Mário de Andrade às avessas: A Música Popular e a “inconsciência nacional”

Paula de Queiroz Carvalho Zimbres

Resumo


Em 1928, em seu Ensaio sobre a Música Brasileira, Mário de Andrade estabelece as bases para a criação de uma escola nacionalista de composição musical, ao defender a incorporação e reelaboração da música popular – o que chamava de “populário”, ou música folclórica, rural, em oposição à música popular urbana – em registro erudito visando a criação de uma música “artística” de caráter nacional. Tal empreitada, que dominaria o cenário nacional até os anos 1940, perdeu espaço no meio erudito/acadêmico com o advento das vertentes vanguardistas e experimentais a partir dos anos 1950, e é por muitos tida como fracassada. Entretanto, defendo neste artigo que o processo que levaria por fim ao que Mário chamava de “inconsciência nacional” teve continuidade em outro campo – o da própria música popular urbana, desprezada pelo próprio como “popularesca”. Foi aí que criadores como Tom Jobim, Edu Lobo, Egberto Gismonti, Hermeto Pascoal, entre muitos outros, que tinham a música popular como “vernácula”, percorreram o caminho prescrito por Mário de Andrade, mas no sentido inverso – apropriando-se de elementos da música erudita para criar uma música popular rica, sofisticada e inconscientemente nacional.
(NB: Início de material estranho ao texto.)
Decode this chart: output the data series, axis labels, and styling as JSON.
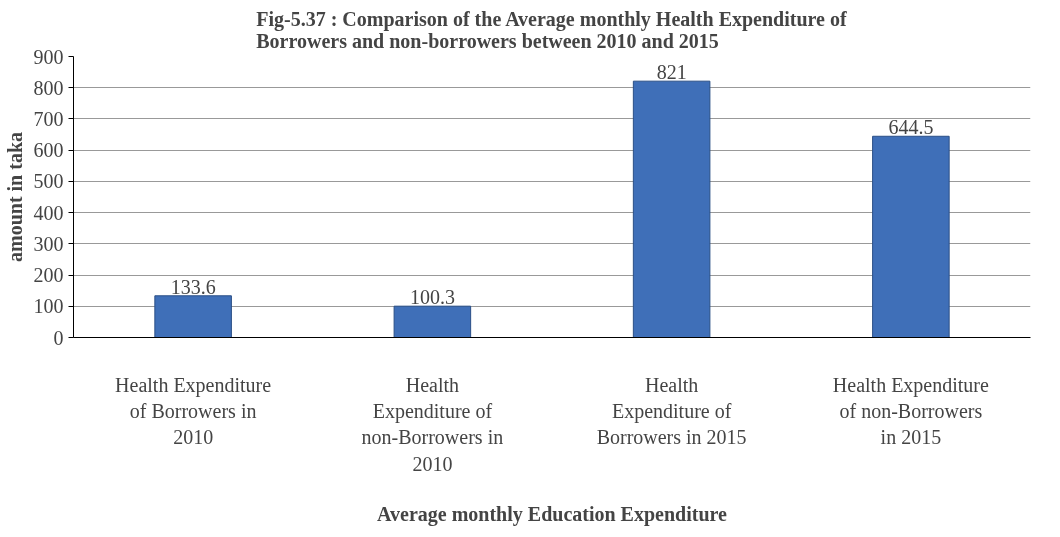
{
  "chart_data": {
    "type": "bar",
    "title": "Fig-5.37 : Comparison of the Average monthly Health Expenditure of Borrowers and non-borrowers between 2010 and 2015",
    "xlabel": "Average monthly Education Expenditure",
    "ylabel": "amount in taka",
    "categories": [
      "Health Expenditure of Borrowers in 2010",
      "Health  Expenditure of non-Borrowers in 2010",
      "Health  Expenditure of Borrowers in 2015",
      "Health Expenditure of non-Borrowers in 2015"
    ],
    "values": [
      133.6,
      100.3,
      821,
      644.5
    ],
    "color": "#3f6fb8",
    "ylim": [
      0,
      900
    ],
    "yticks": [
      0,
      100,
      200,
      300,
      400,
      500,
      600,
      700,
      800,
      900
    ],
    "grid": "y",
    "data_labels": true
  }
}
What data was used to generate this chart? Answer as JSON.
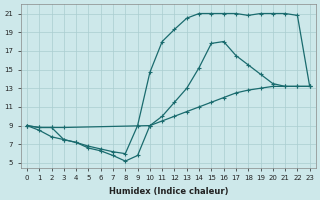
{
  "title": "",
  "xlabel": "Humidex (Indice chaleur)",
  "ylabel": "",
  "bg_color": "#cde8ea",
  "grid_color": "#aacdd0",
  "line_color": "#1a6b6e",
  "figsize": [
    3.2,
    2.0
  ],
  "dpi": 100,
  "xlim": [
    -0.5,
    23.5
  ],
  "ylim": [
    4.5,
    22
  ],
  "xticks": [
    0,
    1,
    2,
    3,
    4,
    5,
    6,
    7,
    8,
    9,
    10,
    11,
    12,
    13,
    14,
    15,
    16,
    17,
    18,
    19,
    20,
    21,
    22,
    23
  ],
  "yticks": [
    5,
    7,
    9,
    11,
    13,
    15,
    17,
    19,
    21
  ],
  "line1_x": [
    0,
    1,
    2,
    3,
    4,
    5,
    6,
    7,
    8,
    9,
    10,
    11,
    12,
    13,
    14,
    15,
    16,
    17,
    18,
    19,
    20,
    21,
    22,
    23
  ],
  "line1_y": [
    9.0,
    8.8,
    8.8,
    7.5,
    7.2,
    6.8,
    6.5,
    6.2,
    6.0,
    9.0,
    14.7,
    18.0,
    19.3,
    20.5,
    21.0,
    21.0,
    21.0,
    21.0,
    20.8,
    21.0,
    21.0,
    21.0,
    20.8,
    13.2
  ],
  "line2_x": [
    0,
    1,
    2,
    3,
    4,
    5,
    6,
    7,
    8,
    9,
    10,
    11,
    12,
    13,
    14,
    15,
    16,
    17,
    18,
    19,
    20,
    21,
    22,
    23
  ],
  "line2_y": [
    9.0,
    8.5,
    7.8,
    7.5,
    7.2,
    6.6,
    6.3,
    5.8,
    5.2,
    5.8,
    9.0,
    10.0,
    11.5,
    13.0,
    15.2,
    17.8,
    18.0,
    16.5,
    15.5,
    14.5,
    13.5,
    13.2,
    13.2,
    13.2
  ],
  "line3_x": [
    0,
    1,
    2,
    3,
    10,
    11,
    12,
    13,
    14,
    15,
    16,
    17,
    18,
    19,
    20,
    21,
    22,
    23
  ],
  "line3_y": [
    9.0,
    8.8,
    8.8,
    8.8,
    9.0,
    9.5,
    10.0,
    10.5,
    11.0,
    11.5,
    12.0,
    12.5,
    12.8,
    13.0,
    13.2,
    13.2,
    13.2,
    13.2
  ]
}
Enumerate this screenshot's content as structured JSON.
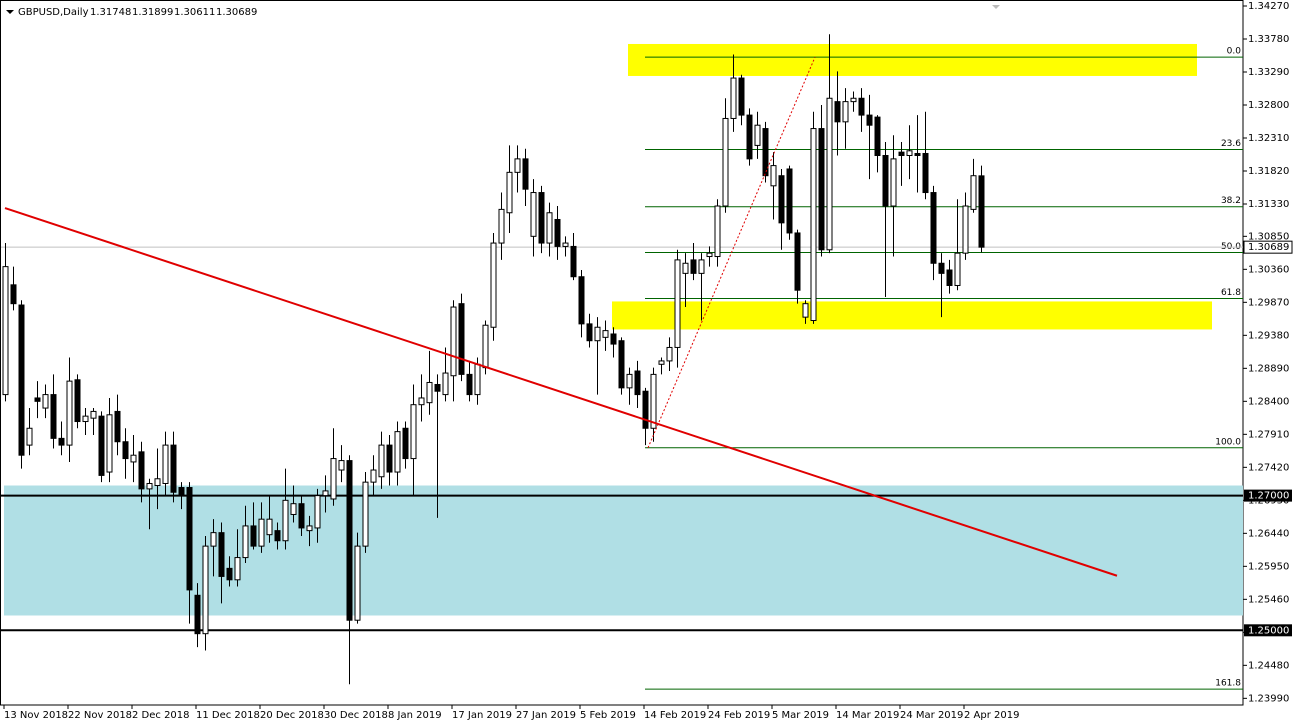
{
  "chart_data": {
    "type": "candlestick",
    "title": "GBPUSD,Daily",
    "categories": [
      "13 Nov 2018",
      null,
      null,
      null,
      null,
      null,
      null,
      null,
      "22 Nov 2018",
      null,
      null,
      null,
      null,
      null,
      null,
      null,
      "2 Dec 2018",
      null,
      null,
      null,
      null,
      null,
      null,
      null,
      "11 Dec 2018",
      null,
      null,
      null,
      null,
      null,
      null,
      null,
      "20 Dec 2018",
      null,
      null,
      null,
      null,
      null,
      null,
      null,
      "30 Dec 2018",
      null,
      null,
      null,
      null,
      null,
      null,
      null,
      "8 Jan 2019",
      null,
      null,
      null,
      null,
      null,
      null,
      null,
      "17 Jan 2019",
      null,
      null,
      null,
      null,
      null,
      null,
      null,
      "27 Jan 2019",
      null,
      null,
      null,
      null,
      null,
      null,
      null,
      "5 Feb 2019",
      null,
      null,
      null,
      null,
      null,
      null,
      null,
      "14 Feb 2019",
      null,
      null,
      null,
      null,
      null,
      null,
      null,
      "24 Feb 2019",
      null,
      null,
      null,
      null,
      null,
      null,
      null,
      "5 Mar 2019",
      null,
      null,
      null,
      null,
      null,
      null,
      null,
      "14 Mar 2019",
      null,
      null,
      null,
      null,
      null,
      null,
      null,
      "24 Mar 2019",
      null,
      null,
      null,
      null,
      null,
      null,
      null,
      "2 Apr 2019",
      null,
      null
    ],
    "open": [
      1.285,
      1.3013,
      1.2983,
      1.2775,
      1.2845,
      1.283,
      1.285,
      1.2785,
      1.2775,
      1.2872,
      1.281,
      1.2815,
      1.2818,
      1.2735,
      1.2825,
      1.278,
      1.275,
      1.2765,
      1.271,
      1.2715,
      1.2718,
      1.2775,
      1.2712,
      1.2712,
      1.2552,
      1.2495,
      1.2625,
      1.2645,
      1.2592,
      1.2575,
      1.2608,
      1.2655,
      1.2625,
      1.2642,
      1.2648,
      1.2633,
      1.2672,
      1.2688,
      1.2648,
      1.2652,
      1.27,
      1.2695,
      1.2738,
      1.2752,
      1.2515,
      1.2625,
      1.272,
      1.2728,
      1.2775,
      1.2735,
      1.28,
      1.2755,
      1.2835,
      1.2838,
      1.2865,
      1.285,
      1.2878,
      1.2985,
      1.288,
      1.285,
      1.289,
      1.295,
      1.3075,
      1.312,
      1.318,
      1.32,
      1.3085,
      1.315,
      1.3075,
      1.311,
      1.307,
      1.307,
      1.3025,
      1.2955,
      1.293,
      1.2935,
      1.294,
      1.293,
      1.286,
      1.2885,
      1.2855,
      1.28,
      1.2895,
      1.29,
      1.292,
      1.303,
      1.305,
      1.303,
      1.3055,
      1.3055,
      1.313,
      1.326,
      1.332,
      1.3265,
      1.322,
      1.3245,
      1.316,
      1.3175,
      1.3185,
      1.309,
      1.2965,
      1.296,
      1.3245,
      1.3065,
      1.3285,
      1.3255,
      1.3285,
      1.329,
      1.3265,
      1.3262,
      1.3205,
      1.313,
      1.321,
      1.3205,
      1.3208,
      1.3208,
      1.315,
      1.3045,
      1.3035,
      1.3012,
      1.306,
      1.3125,
      1.31748
    ],
    "high": [
      1.3075,
      1.304,
      1.299,
      1.283,
      1.287,
      1.2865,
      1.288,
      1.281,
      1.2905,
      1.288,
      1.283,
      1.283,
      1.2825,
      1.2845,
      1.285,
      1.28,
      1.279,
      1.278,
      1.2725,
      1.277,
      1.2795,
      1.2795,
      1.272,
      1.272,
      1.257,
      1.264,
      1.2665,
      1.266,
      1.261,
      1.265,
      1.2685,
      1.269,
      1.269,
      1.27,
      1.266,
      1.274,
      1.2715,
      1.27,
      1.267,
      1.271,
      1.273,
      1.28,
      1.2775,
      1.276,
      1.2645,
      1.2735,
      1.276,
      1.2795,
      1.279,
      1.281,
      1.281,
      1.2865,
      1.288,
      1.2915,
      1.288,
      1.292,
      1.299,
      1.3,
      1.29,
      1.2905,
      1.296,
      1.309,
      1.315,
      1.322,
      1.322,
      1.3215,
      1.317,
      1.316,
      1.3135,
      1.313,
      1.3085,
      1.309,
      1.3035,
      1.297,
      1.2965,
      1.296,
      1.295,
      1.2935,
      1.289,
      1.29,
      1.286,
      1.289,
      1.2905,
      1.2935,
      1.3065,
      1.306,
      1.3075,
      1.306,
      1.307,
      1.314,
      1.329,
      1.3355,
      1.3325,
      1.3275,
      1.327,
      1.3255,
      1.321,
      1.3185,
      1.319,
      1.3095,
      1.299,
      1.327,
      1.328,
      1.3385,
      1.333,
      1.3305,
      1.33,
      1.3305,
      1.3295,
      1.3265,
      1.3225,
      1.3235,
      1.3225,
      1.325,
      1.3265,
      1.327,
      1.316,
      1.306,
      1.305,
      1.314,
      1.315,
      1.32,
      1.31899
    ],
    "low": [
      1.284,
      1.2975,
      1.274,
      1.276,
      1.2815,
      1.2815,
      1.277,
      1.276,
      1.275,
      1.28,
      1.279,
      1.279,
      1.272,
      1.272,
      1.276,
      1.2725,
      1.272,
      1.269,
      1.265,
      1.268,
      1.27,
      1.269,
      1.268,
      1.251,
      1.2475,
      1.247,
      1.258,
      1.254,
      1.2565,
      1.2565,
      1.26,
      1.262,
      1.2615,
      1.263,
      1.262,
      1.262,
      1.266,
      1.264,
      1.2625,
      1.263,
      1.2675,
      1.2685,
      1.272,
      1.242,
      1.251,
      1.2615,
      1.27,
      1.271,
      1.2715,
      1.2715,
      1.274,
      1.27,
      1.281,
      1.282,
      1.2667,
      1.284,
      1.284,
      1.287,
      1.284,
      1.2835,
      1.288,
      1.293,
      1.305,
      1.309,
      1.315,
      1.313,
      1.3055,
      1.306,
      1.3055,
      1.305,
      1.3055,
      1.302,
      1.2935,
      1.292,
      1.285,
      1.2915,
      1.2905,
      1.285,
      1.2835,
      1.283,
      1.2775,
      1.278,
      1.288,
      1.2885,
      1.289,
      1.298,
      1.302,
      1.296,
      1.304,
      1.304,
      1.312,
      1.324,
      1.325,
      1.319,
      1.32,
      1.3165,
      1.311,
      1.3065,
      1.308,
      1.2985,
      1.2955,
      1.2955,
      1.3055,
      1.306,
      1.3205,
      1.3215,
      1.327,
      1.324,
      1.317,
      1.318,
      1.2995,
      1.3055,
      1.316,
      1.317,
      1.315,
      1.314,
      1.302,
      1.2965,
      1.3,
      1.3005,
      1.305,
      1.312,
      1.30611
    ],
    "close": [
      1.304,
      1.2985,
      1.276,
      1.28,
      1.284,
      1.285,
      1.2785,
      1.2775,
      1.287,
      1.281,
      1.2818,
      1.2825,
      1.273,
      1.282,
      1.278,
      1.2755,
      1.276,
      1.271,
      1.2718,
      1.2725,
      1.2775,
      1.2705,
      1.27,
      1.256,
      1.2495,
      1.2625,
      1.2645,
      1.258,
      1.2575,
      1.2608,
      1.2655,
      1.2625,
      1.2665,
      1.2665,
      1.2633,
      1.2693,
      1.2688,
      1.2652,
      1.2655,
      1.27,
      1.2707,
      1.2755,
      1.2752,
      1.2515,
      1.2625,
      1.272,
      1.2738,
      1.2775,
      1.2735,
      1.2795,
      1.2755,
      1.2835,
      1.2845,
      1.2868,
      1.2855,
      1.2882,
      1.298,
      1.288,
      1.285,
      1.2895,
      1.2953,
      1.3075,
      1.3125,
      1.318,
      1.32,
      1.3155,
      1.315,
      1.3075,
      1.312,
      1.307,
      1.3075,
      1.3025,
      1.2955,
      1.293,
      1.295,
      1.2945,
      1.2925,
      1.286,
      1.288,
      1.285,
      1.28,
      1.288,
      1.29,
      1.292,
      1.305,
      1.3045,
      1.303,
      1.305,
      1.306,
      1.313,
      1.326,
      1.332,
      1.3265,
      1.32,
      1.325,
      1.3175,
      1.319,
      1.3105,
      1.309,
      1.3005,
      1.2985,
      1.3245,
      1.3065,
      1.329,
      1.3255,
      1.3285,
      1.329,
      1.3265,
      1.325,
      1.3205,
      1.313,
      1.32,
      1.3205,
      1.3212,
      1.3205,
      1.315,
      1.3045,
      1.303,
      1.3012,
      1.306,
      1.313,
      1.3175,
      1.30689
    ],
    "up_color": "#ffffff",
    "down_color": "#000000",
    "ylim": [
      1.23891,
      1.34359
    ],
    "yticks": [
      {
        "value": 1.3427,
        "label": "1.34270"
      },
      {
        "value": 1.3378,
        "label": "1.33780"
      },
      {
        "value": 1.3329,
        "label": "1.33290"
      },
      {
        "value": 1.328,
        "label": "1.32800"
      },
      {
        "value": 1.3231,
        "label": "1.32310"
      },
      {
        "value": 1.3182,
        "label": "1.31820"
      },
      {
        "value": 1.3133,
        "label": "1.31330"
      },
      {
        "value": 1.3085,
        "label": "1.30850"
      },
      {
        "value": 1.3036,
        "label": "1.30360"
      },
      {
        "value": 1.2987,
        "label": "1.29870"
      },
      {
        "value": 1.2938,
        "label": "1.29380"
      },
      {
        "value": 1.2889,
        "label": "1.28890"
      },
      {
        "value": 1.284,
        "label": "1.28400"
      },
      {
        "value": 1.2791,
        "label": "1.27910"
      },
      {
        "value": 1.2742,
        "label": "1.27420"
      },
      {
        "value": 1.2693,
        "label": "1.26930"
      },
      {
        "value": 1.2644,
        "label": "1.26440"
      },
      {
        "value": 1.2595,
        "label": "1.25950"
      },
      {
        "value": 1.2546,
        "label": "1.25460"
      },
      {
        "value": 1.2497,
        "label": "1.24970"
      },
      {
        "value": 1.2448,
        "label": "1.24480"
      },
      {
        "value": 1.2399,
        "label": "1.23990"
      }
    ],
    "horizontal_lines": [
      {
        "value": 1.27,
        "label": "1.27000"
      },
      {
        "value": 1.25,
        "label": "1.25000"
      }
    ],
    "zones": [
      {
        "low": 1.2522,
        "high": 1.2715,
        "color": "#b0dfe5"
      },
      {
        "low": 1.29467,
        "high": 1.29883,
        "color": "#ffff00"
      },
      {
        "low": 1.33231,
        "high": 1.33706,
        "color": "#ffff00"
      }
    ],
    "fibonacci": {
      "color": "#006400",
      "levels": [
        {
          "value": 1.3351,
          "label": "0.0"
        },
        {
          "value": 1.3214,
          "label": "23.6"
        },
        {
          "value": 1.3129,
          "label": "38.2"
        },
        {
          "value": 1.3061,
          "label": "50.0"
        },
        {
          "value": 1.29926,
          "label": "61.8"
        },
        {
          "value": 1.2771,
          "label": "100.0"
        },
        {
          "value": 1.24126,
          "label": "161.8"
        }
      ]
    },
    "trendline": {
      "start": 1.3127,
      "end": 1.2581,
      "color": "#e00000"
    }
  }
}
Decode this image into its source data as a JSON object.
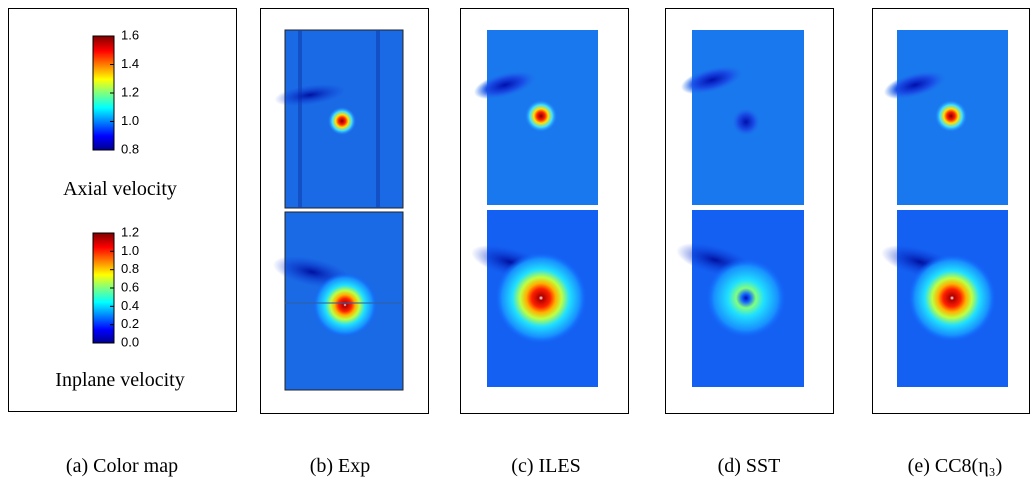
{
  "colormaps": [
    {
      "label": "Axial velocity",
      "range": [
        0.8,
        1.6
      ],
      "ticks": [
        0.8,
        {
          "value": 1,
          "label": "1.0"
        },
        1.2,
        1.4,
        1.6
      ]
    },
    {
      "label": "Inplane velocity",
      "range": [
        0,
        1.2
      ],
      "ticks": [
        {
          "value": 0,
          "label": "0.0"
        },
        0.2,
        0.4,
        0.6,
        0.8,
        {
          "value": 1,
          "label": "1.0"
        },
        1.2
      ]
    }
  ],
  "captions": [
    "(a) Color map",
    "(b) Exp",
    "(c) ILES",
    "(d) SST",
    "(e) CC8(η₃)"
  ]
}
A partir de citações de alguns desses músicos, busco demonstrar que foi justamente seu senso espontâneo de pertencimento ao Brasil e seu domínio vernáculo das tradições musicais nacionais que permitiram sua aproximação dos procedimentos e valores da dita “alta cultura” sem risco de perder seu caráter popular. Foi isto, defendo, que Mário não enxergou: que a música popular poderia vir a se tornar “artística” em seus próprios termos.